21 Grad: Wie kam es denn überhaupt dazu, dass ein amerikanischer Student hier nach Deutschland kam?

Anand war nur einer von 18 Studenten, die mit einem Austauschprogramm nach Deutschland gekommen sind. Das Ruhr Fellowship Programm bietet seit einigen Jahren Studenten von amerikanischen Eliteuniversitäten wie Harvard oder Princeton die Möglichkeit, Deutschland kennenzulernen und hier Kontakte zu knüpfen. Dieses Jahr gab es den Deutschkurs an der Universität Duisburg-Essen und Exkursionen zu Orten wie den Braunkohletagebau in Garzweiler, bevor im zweiten Teil des Programms die Studenten ihre Praktika in teilnehmenden Firmen im Ruhrgebiet antraten.
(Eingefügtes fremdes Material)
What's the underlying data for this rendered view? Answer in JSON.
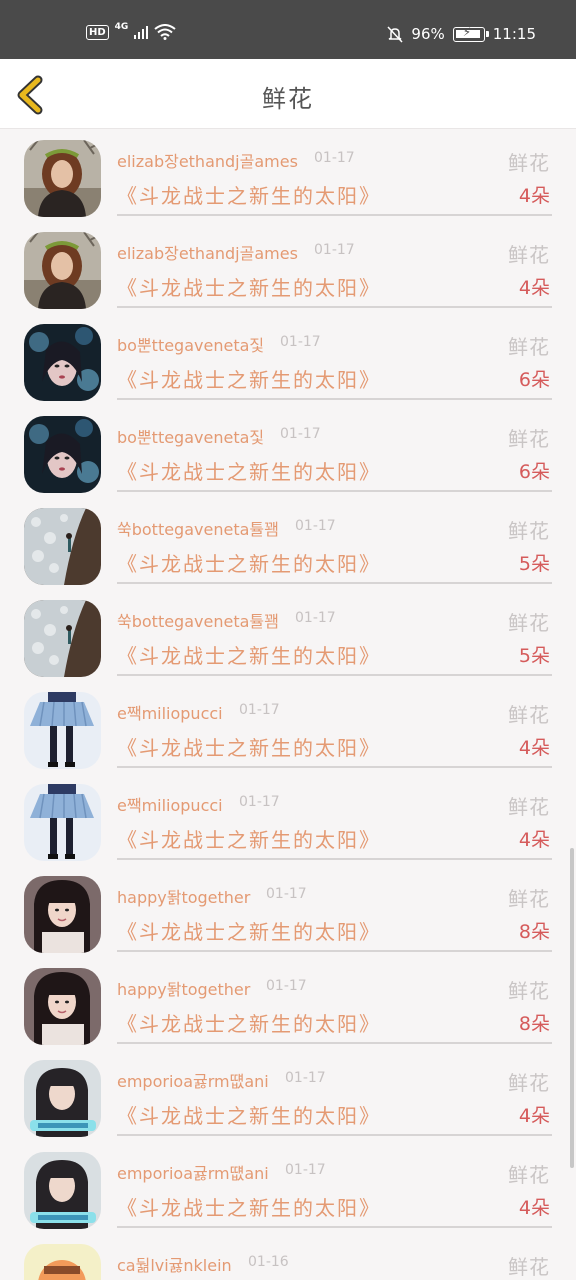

Vaillant ist Teil des Initiativkreises Ruhr und nimmt deswegen regelmäßig Studenten von diesem Programm auf.

21 Grad: Warum hast du dich entschieden, den Vorschlag deiner Schwester anzunehmen und der Gastgeber zu sein?

Ich war selbst einmal für ein Jahr (2013/14) in den USA. Ich habe die Piedmont High School in Oklahoma besucht und ebenfalls in einer Gastfamilie gelebt. Da habe ich festgestellt, dass die Gastfamilie zum größten Teil dafür verantwortlich ist, ob das Jahr dem Austauschschüler gut oder schlecht in Erinnerung bleibt. Ich hatte ein Riesenglück mit meiner Familie und besuche sie auch seitdem regelmäßig. So eine gute Erfahrung wollte ich Anand ebenfalls ermöglichen. Ich kannte die andere Seite und war daher überzeugt, ein guter Gastgeber sein zu können. Hinzu kam, dass er und ich gleichalt sind und es daher schon wahrscheinlicher war, dass wir ähnliche Hobbys haben. Und so war es tatsächlich, wir hatten eine coole Zeit miteinander.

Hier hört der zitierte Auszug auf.